How is this handled? First the bean needs a new property for the category:


public class People{
    private String category;
    private List humans;
…

Then the people line in the syntax description is changed


people,People := <category>\n<humans,,human>

and that`s it.

Variants

Optional fields

Very often csv files are not complete, because information is not known or not applicable, like the birth year in the following file:


Frederic;Chopin;1810;
Giuseppe;Verdi;;
Wolfgang Amadeus;Mozart;1756;
Franz;Liszt;;

In this case the corresponding field is made optional by enclosing it in brackets:


human,Human := <firstname>;<lastname>;[<birthYear>];\n

Parameters

Now it is time for a deeper look at the parameters of a single syntax definition expression and how a parser is created from them.

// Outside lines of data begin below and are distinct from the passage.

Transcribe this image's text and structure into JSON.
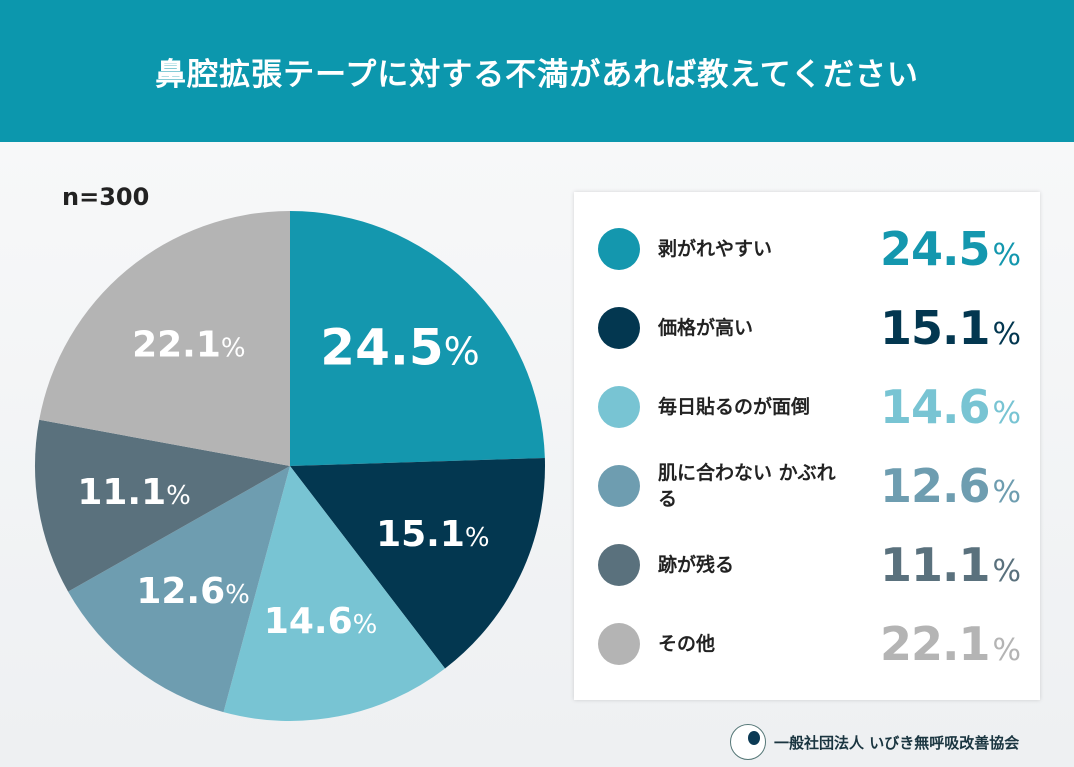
{
  "header": {
    "title": "鼻腔拡張テープに対する不満があれば教えてください"
  },
  "sample": "n=300",
  "footer": {
    "org": "一般社団法人 いびき無呼吸改善協会"
  },
  "chart_data": {
    "type": "pie",
    "title": "鼻腔拡張テープに対する不満があれば教えてください",
    "unit": "%",
    "categories": [
      "剥がれやすい",
      "価格が高い",
      "毎日貼るのが面倒",
      "肌に合わない かぶれる",
      "跡が残る",
      "その他"
    ],
    "values": [
      24.5,
      15.1,
      14.6,
      12.6,
      11.1,
      22.1
    ],
    "labels": [
      "24.5",
      "15.1",
      "14.6",
      "12.6",
      "11.1",
      "22.1"
    ],
    "colors": [
      "#1497ae",
      "#033750",
      "#78c4d3",
      "#6e9db0",
      "#5a717d",
      "#b4b4b4"
    ],
    "legend_placement": "right",
    "start": "top, clockwise"
  }
}
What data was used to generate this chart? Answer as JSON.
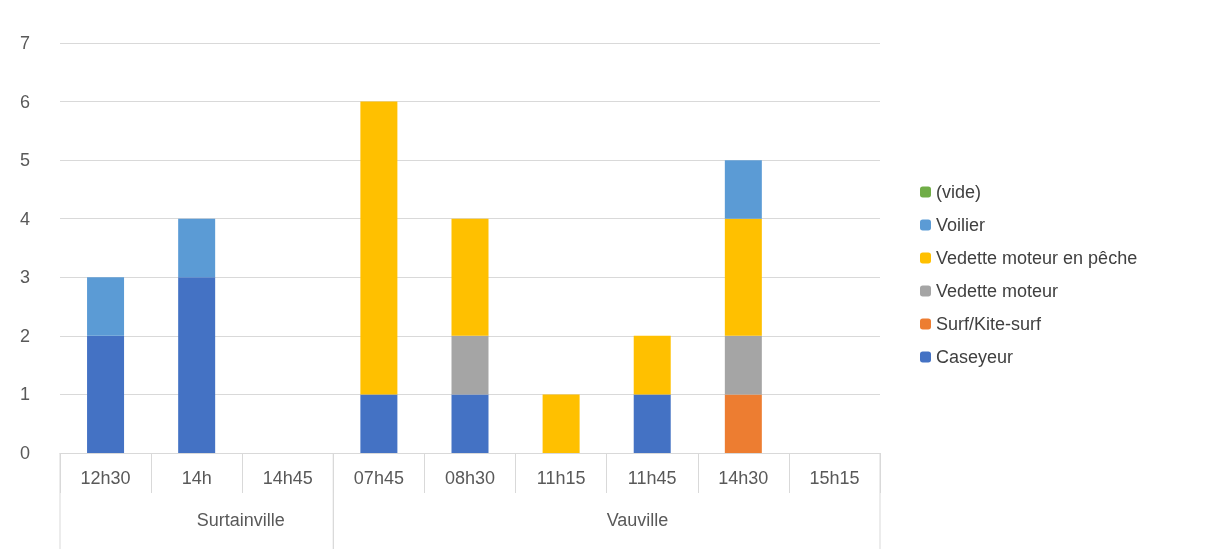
{
  "chart_data": {
    "type": "bar",
    "stacked": true,
    "categories": [
      "12h30",
      "14h",
      "14h45",
      "07h45",
      "08h30",
      "11h15",
      "11h45",
      "14h30",
      "15h15"
    ],
    "series": [
      {
        "name": "Caseyeur",
        "color": "#4472c4",
        "values": [
          2,
          3,
          null,
          1,
          1,
          null,
          1,
          null,
          null
        ]
      },
      {
        "name": "Surf/Kite-surf",
        "color": "#ed7d31",
        "values": [
          null,
          null,
          null,
          null,
          null,
          null,
          null,
          1,
          null
        ]
      },
      {
        "name": "Vedette moteur",
        "color": "#a5a5a5",
        "values": [
          null,
          null,
          null,
          null,
          1,
          null,
          null,
          1,
          null
        ]
      },
      {
        "name": "Vedette moteur en pêche",
        "color": "#ffc000",
        "values": [
          null,
          null,
          null,
          5,
          2,
          1,
          1,
          2,
          null
        ]
      },
      {
        "name": "Voilier",
        "color": "#5b9bd5",
        "values": [
          1,
          1,
          null,
          null,
          null,
          null,
          null,
          1,
          null
        ]
      },
      {
        "name": "(vide)",
        "color": "#70ad47",
        "values": [
          null,
          null,
          null,
          null,
          null,
          null,
          null,
          null,
          null
        ]
      }
    ],
    "annotations": [
      "Surtainville",
      "Vauville"
    ],
    "ylim": [
      0,
      7
    ],
    "yticks": [
      0,
      1,
      2,
      3,
      4,
      5,
      6,
      7
    ],
    "grid": "y",
    "legend": "right"
  }
}
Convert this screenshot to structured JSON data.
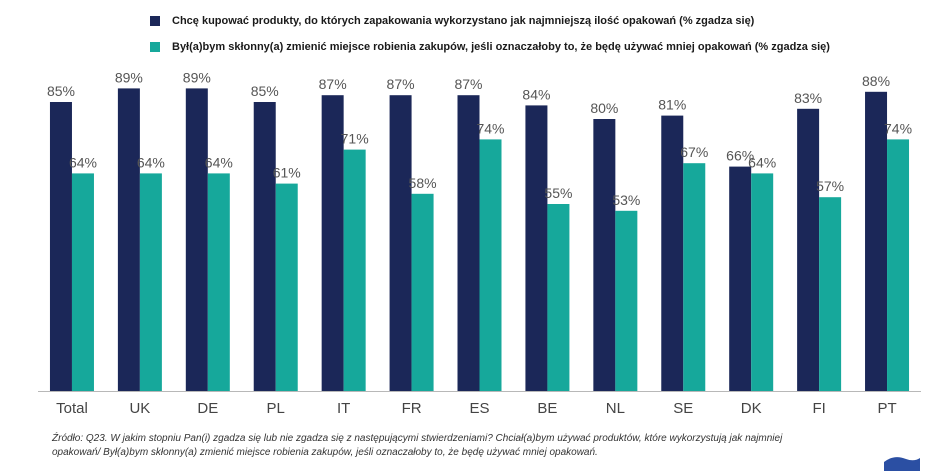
{
  "colors": {
    "series1": "#1b2758",
    "series2": "#16a89b",
    "axis": "#b8b8b8",
    "logo": "#2b4fa3"
  },
  "chart_data": {
    "type": "bar",
    "title": "",
    "xlabel": "",
    "ylabel": "",
    "ylim": [
      0,
      100
    ],
    "grid": false,
    "legend_position": "top",
    "categories": [
      "Total",
      "UK",
      "DE",
      "PL",
      "IT",
      "FR",
      "ES",
      "BE",
      "NL",
      "SE",
      "DK",
      "FI",
      "PT"
    ],
    "series": [
      {
        "name": "Chcę kupować produkty, do których zapakowania wykorzystano jak najmniejszą ilość opakowań (% zgadza się)",
        "values": [
          85,
          89,
          89,
          85,
          87,
          87,
          87,
          84,
          80,
          81,
          66,
          83,
          88
        ],
        "labels": [
          "85%",
          "89%",
          "89%",
          "85%",
          "87%",
          "87%",
          "87%",
          "84%",
          "80%",
          "81%",
          "66%",
          "83%",
          "88%"
        ]
      },
      {
        "name": "Był(a)bym skłonny(a) zmienić miejsce robienia zakupów, jeśli oznaczałoby to, że będę używać mniej opakowań (% zgadza się)",
        "values": [
          64,
          64,
          64,
          61,
          71,
          58,
          74,
          55,
          53,
          67,
          64,
          57,
          74
        ],
        "labels": [
          "64%",
          "64%",
          "64%",
          "61%",
          "71%",
          "58%",
          "74%",
          "55%",
          "53%",
          "67%",
          "64%",
          "57%",
          "74%"
        ]
      }
    ]
  },
  "source_note": "Źródło: Q23. W jakim stopniu Pan(i) zgadza się lub nie zgadza się z następującymi stwierdzeniami? Chciał(a)bym używać produktów, które wykorzystują jak najmniej opakowań/ Był(a)bym skłonny(a) zmienić miejsce robienia zakupów, jeśli oznaczałoby to, że będę używać mniej opakowań."
}
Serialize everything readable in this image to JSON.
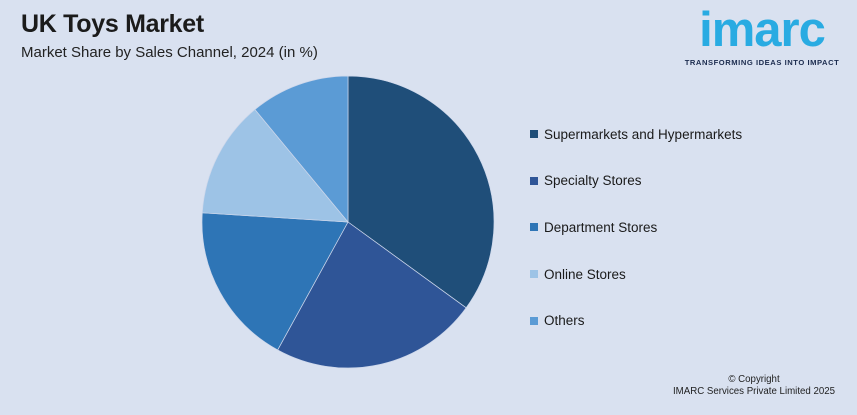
{
  "header": {
    "title": "UK Toys Market",
    "subtitle": "Market Share by Sales Channel, 2024 (in %)"
  },
  "logo": {
    "brand": "imarc",
    "tagline": "TRANSFORMING IDEAS INTO IMPACT",
    "brand_color": "#29ABE2",
    "tagline_color": "#1B2B4E"
  },
  "footer": {
    "line1": "© Copyright",
    "line2": "IMARC Services Private Limited 2025"
  },
  "colors": {
    "background": "#D9E1F0",
    "slice_border": "#CDD7EB"
  },
  "chart_data": {
    "type": "pie",
    "title": "UK Toys Market",
    "subtitle": "Market Share by Sales Channel, 2024 (in %)",
    "unit": "%",
    "start_angle_deg": 0,
    "direction": "clockwise",
    "legend_position": "right",
    "data_labels_visible": false,
    "series": [
      {
        "name": "Supermarkets and Hypermarkets",
        "value": 35,
        "color": "#1F4E79"
      },
      {
        "name": "Specialty Stores",
        "value": 23,
        "color": "#2F5597"
      },
      {
        "name": "Department Stores",
        "value": 18,
        "color": "#2E75B6"
      },
      {
        "name": "Online Stores",
        "value": 13,
        "color": "#9DC3E6"
      },
      {
        "name": "Others",
        "value": 11,
        "color": "#5B9BD5"
      }
    ]
  }
}
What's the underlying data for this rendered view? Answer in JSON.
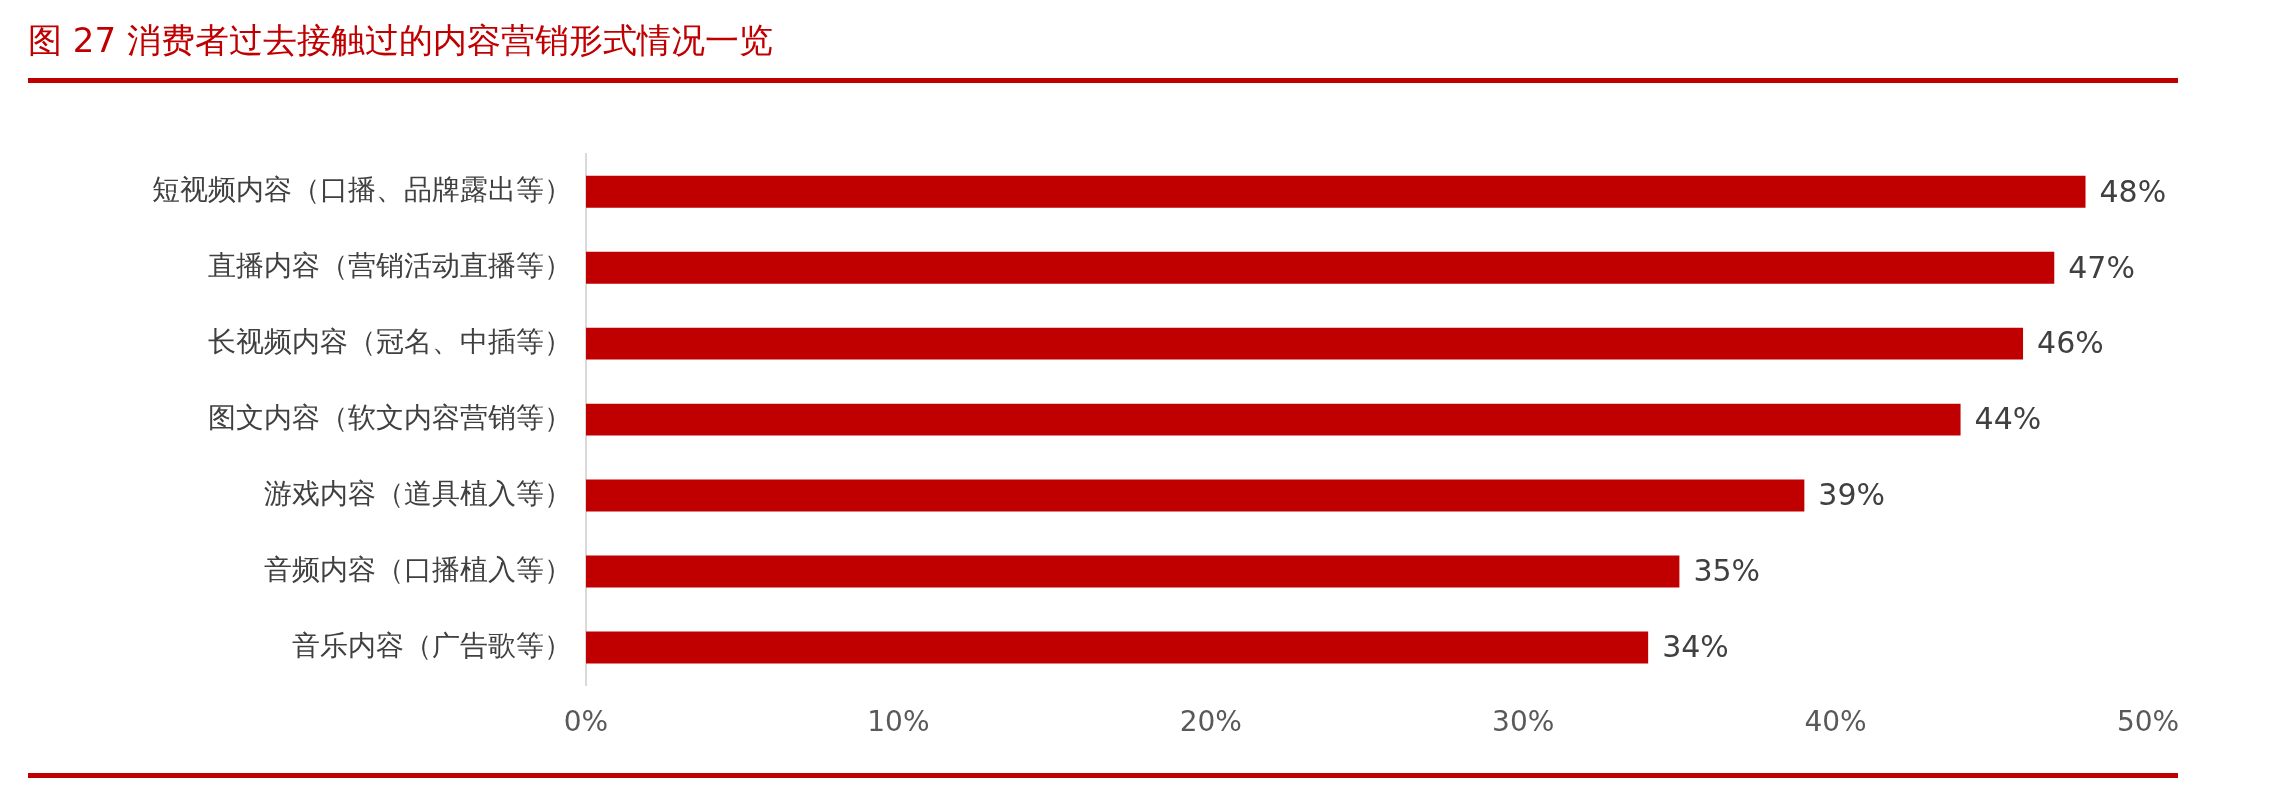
{
  "chart_data": {
    "type": "bar",
    "orientation": "horizontal",
    "title": "图 27  消费者过去接触过的内容营销形式情况一览",
    "categories": [
      "短视频内容（口播、品牌露出等）",
      "直播内容（营销活动直播等）",
      "长视频内容（冠名、中插等）",
      "图文内容（软文内容营销等）",
      "游戏内容（道具植入等）",
      "音频内容（口播植入等）",
      "音乐内容（广告歌等）"
    ],
    "values": [
      48,
      47,
      46,
      44,
      39,
      35,
      34
    ],
    "value_labels": [
      "48%",
      "47%",
      "46%",
      "44%",
      "39%",
      "35%",
      "34%"
    ],
    "color": "#c00000",
    "xlim": [
      0,
      50
    ],
    "xticks": [
      {
        "value": 0,
        "label": "0%"
      },
      {
        "value": 10,
        "label": "10%"
      },
      {
        "value": 20,
        "label": "20%"
      },
      {
        "value": 30,
        "label": "30%"
      },
      {
        "value": 40,
        "label": "40%"
      },
      {
        "value": 50,
        "label": "50%"
      }
    ],
    "grid": false,
    "legend": false
  }
}
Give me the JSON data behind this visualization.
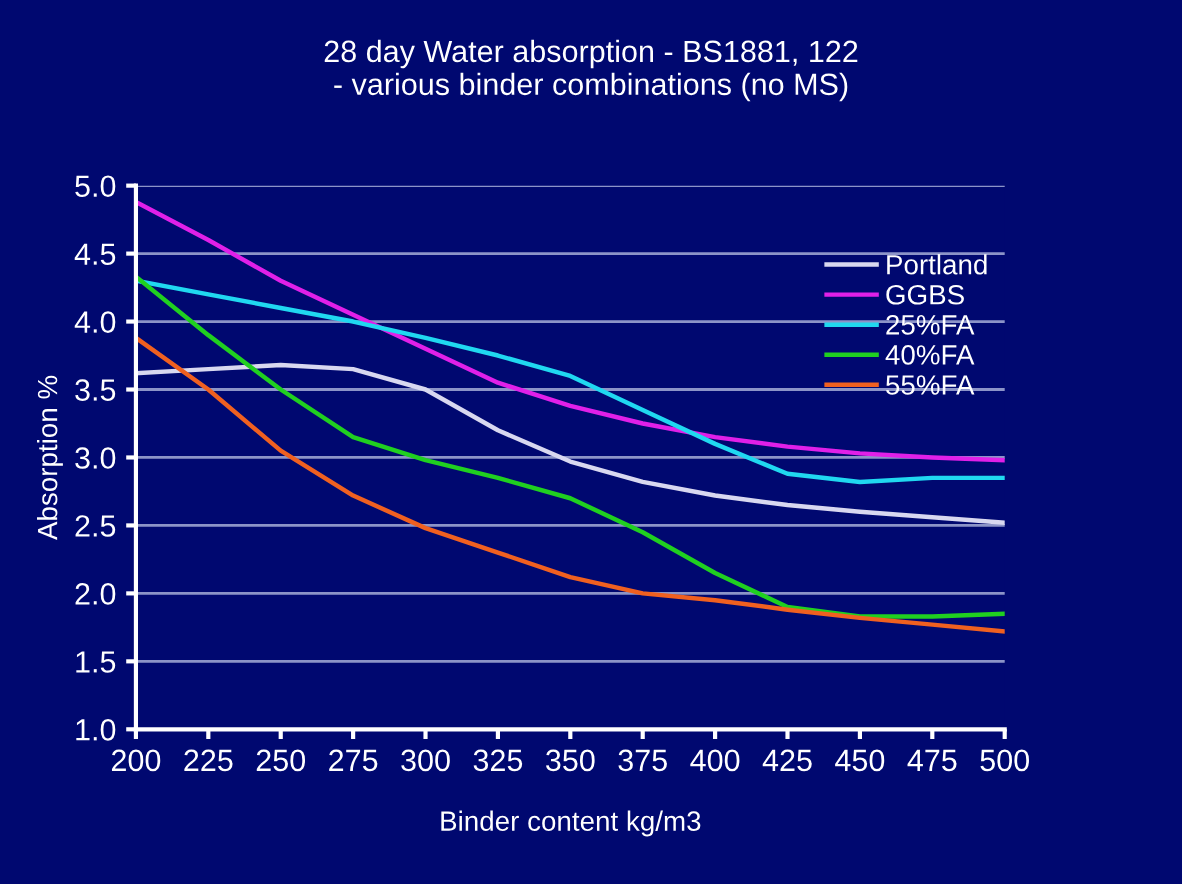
{
  "chart_data": {
    "type": "line",
    "title": "28 day Water absorption - BS1881, 122\n- various binder combinations (no MS)",
    "xlabel": "Binder content kg/m3",
    "ylabel": "Absorption %",
    "x": [
      200,
      225,
      250,
      275,
      300,
      325,
      350,
      375,
      400,
      425,
      450,
      475,
      500
    ],
    "series": [
      {
        "name": "Portland",
        "color": "#d8d8f0",
        "values": [
          3.62,
          3.65,
          3.68,
          3.65,
          3.5,
          3.2,
          2.97,
          2.82,
          2.72,
          2.65,
          2.6,
          2.56,
          2.52
        ]
      },
      {
        "name": "GGBS",
        "color": "#e020e8",
        "values": [
          4.88,
          4.6,
          4.3,
          4.05,
          3.8,
          3.55,
          3.38,
          3.25,
          3.15,
          3.08,
          3.03,
          3.0,
          2.98
        ]
      },
      {
        "name": "25%FA",
        "color": "#20d8f0",
        "values": [
          4.3,
          4.2,
          4.1,
          4.0,
          3.88,
          3.75,
          3.6,
          3.35,
          3.1,
          2.88,
          2.82,
          2.85,
          2.85
        ]
      },
      {
        "name": "40%FA",
        "color": "#20d020",
        "values": [
          4.33,
          3.9,
          3.5,
          3.15,
          2.98,
          2.85,
          2.7,
          2.45,
          2.15,
          1.9,
          1.83,
          1.83,
          1.85
        ]
      },
      {
        "name": "55%FA",
        "color": "#f06020",
        "values": [
          3.88,
          3.5,
          3.05,
          2.72,
          2.48,
          2.3,
          2.12,
          2.0,
          1.95,
          1.88,
          1.82,
          1.77,
          1.72
        ]
      }
    ],
    "xlim": [
      200,
      500
    ],
    "xticks": [
      200,
      225,
      250,
      275,
      300,
      325,
      350,
      375,
      400,
      425,
      450,
      475,
      500
    ],
    "ylim": [
      1.0,
      5.0
    ],
    "yticks": [
      {
        "value": 1.0,
        "label": "1.0"
      },
      {
        "value": 1.5,
        "label": "1.5"
      },
      {
        "value": 2.0,
        "label": "2.0"
      },
      {
        "value": 2.5,
        "label": "2.5"
      },
      {
        "value": 3.0,
        "label": "3.0"
      },
      {
        "value": 3.5,
        "label": "3.5"
      },
      {
        "value": 4.0,
        "label": "4.0"
      },
      {
        "value": 4.5,
        "label": "4.5"
      },
      {
        "value": 5.0,
        "label": "5.0"
      }
    ],
    "grid": "y",
    "legend": "top right",
    "marker": "none",
    "line_style": "solid"
  }
}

Basic parameters: property and parser name

Property

The first parameter is the property. The standard case of a property is the name of the property in its bean, but sometimes predefined special properties are needed. Three special properties are defined:

dummy: for parsing, if the value does not need to be stored,
key: the key in a key-value pair,
value: the value in a key-value pair.

Parser Name

The parser name can either be

one of the predefined parsers – typically predefined parsers are not referenced by name, but by the class they belong to;
a parser defined before – like “human” above
omitted – then the parser is derived from the type of the property, this requires that exactly one or a default parser for the property type is defined.

At least one parameter, the property or the parser has to be specified. If they are both specified, the property type must match the parser type.
If the property type is a collection or a map, two parameters are needed:

The parser for the elements – this one can only be referenced by name, because Java Generics only works at compile time and so the class of the elements cannot be detected at run time. In case of a map the element parser parses both, the key and the value. The idea behind that, is that a map entry is treated like a bean with two properties.
A parser for the delimiter, for example a comma in case of a comma separated list. If there is no delimiter, it can be omitted. The delimiter is typically a constant, that can be entered directly, like “,”.

Predefined Parsers

This is a list of the predefined parsers

Name Base Type Format parameter

date Date SimpleDateFormat pattern

decimal Number DecimalFormat pattern

duration Duration DurationFormat pattern

string String RegexFormat delimiter as a regular expression

class Class ClassFormat none

message String MessageFormat pattern

multiline List of String none delimiter

Name	Base Type	Format	parameter
date	Date	SimpleDateFormat	pattern
decimal	Number	DecimalFormat	pattern
duration	Duration	DurationFormat	pattern
string	String	RegexFormat	delimiter as a regular expression
class	Class	ClassFormat	none
message	String	MessageFormat	pattern
multiline	List of String	none	delimiter

Blanks

Blanks are not simple in the japaki framework, but with the above knowledge an arbitrary number of blanks that is to be ignored can be implemented as follows:


<dummy,string,”\S”>